L’Islanda ha riconosciuto nove banchieri (le banche principali) colpevoli e li ha condannati a decenni di carcere per reati connessi alla crisi economica del 2008.

 Giovedi, 6 ottobre 2017,infatti , la Corte Suprema islandese ha emesso un verdetto di colpevolezza per manipolazione del mercato, dopo un lungo processo che ha avuto inizio nel mese di aprile dello scorso anno.

Kaupthing, la più grande banca islandese, leader a livello internazionale, con sede a Reykjavik si è sviluppata a livello internazionale per anni, ma è crollata nel 2008 sotto il peso di enormi debiti, paralizzando l’economia della piccola nazione. 

L’Islanda ha adottato una strategia del tutto diversa da quella dell’Europa , degli Stati Uniti e del Regno Unito.

Mentre i governi americani/europei salvano le loro grandi banche con i soldi dei contribuenti, commutando multe simboliche ai banchieri , l’Islanda ha adottato un approccio diverso, dicendo che avrebbe lasciato fallire le  banche, eliminando e punendo i criminali che hanno portato queste banche sul lastrico.

Soprattutto, l’Islanda, ha scelto di proteggere i risparmi dei cittadini chiedendo alla giustizia che i banchieri colpevoli fossero soggetti alle stesse leggi alle quali sono soggetti tutti.

Così, l’ex direttore della banca Kaupthing, Már Sigurðsson Hreiðar, che era già stato condannato e imprigionato lo scorso anno, ha visto ora prolungare la sua prigionia di altri sei mesi.

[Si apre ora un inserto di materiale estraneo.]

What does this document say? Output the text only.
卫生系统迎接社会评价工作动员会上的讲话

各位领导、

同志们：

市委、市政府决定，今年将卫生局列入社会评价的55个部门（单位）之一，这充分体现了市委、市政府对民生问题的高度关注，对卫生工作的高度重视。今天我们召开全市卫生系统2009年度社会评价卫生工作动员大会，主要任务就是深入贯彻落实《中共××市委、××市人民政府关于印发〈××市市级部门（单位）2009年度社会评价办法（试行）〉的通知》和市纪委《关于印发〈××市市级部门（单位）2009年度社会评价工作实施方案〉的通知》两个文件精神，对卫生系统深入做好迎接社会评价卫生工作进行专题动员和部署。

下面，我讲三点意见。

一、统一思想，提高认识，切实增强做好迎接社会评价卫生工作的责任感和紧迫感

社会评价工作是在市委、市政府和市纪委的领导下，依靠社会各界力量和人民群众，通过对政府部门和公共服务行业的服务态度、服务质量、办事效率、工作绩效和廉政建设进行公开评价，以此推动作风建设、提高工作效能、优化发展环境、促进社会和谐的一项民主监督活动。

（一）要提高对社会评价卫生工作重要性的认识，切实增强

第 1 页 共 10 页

Secondo l’Islanda Monitor, i nove banchieri sono stati riconosciuti colpevoli di reati legati alla finanza: acquisti abusivi di azioni e vendita con l’inganno di azioni truffa ai propri clienti, esattamente come è successo in Italia con Banca Etruria, giusto per fare un esempio (dove proprio in questi giorni i responsabili sono stati invece tutti assolti).

L’approcio irlandese

Questi fatti rappresentano solo l’ultimo giro di vite dell’Islanda in merito al crollo economico. Le autorità hanno condannato i padroni delle banche, gli amministratori delegati e i funzionari governativi per reati che vanno dall’insider trading alla frode, al riciclaggio di denaro e violazione di diritti da parte di funzionari. Nel frattempo, l’economia, che nel 2008 era crollata, oggi è ripartita alla grande, dopo aver lasciato le sue banche fallire, e imponendo controlli sui capitali a protezione dei propri cittadini. 

L’anno scorso, perfino il Fondo Monetario Internazionale aveva riconosciuto che l’Islanda era tornata in ripresa economica “senza compromettere il suo modello di welfare”, e soprattutto senza punire i suoi cittadini per reati commessi dai suoi banchieri.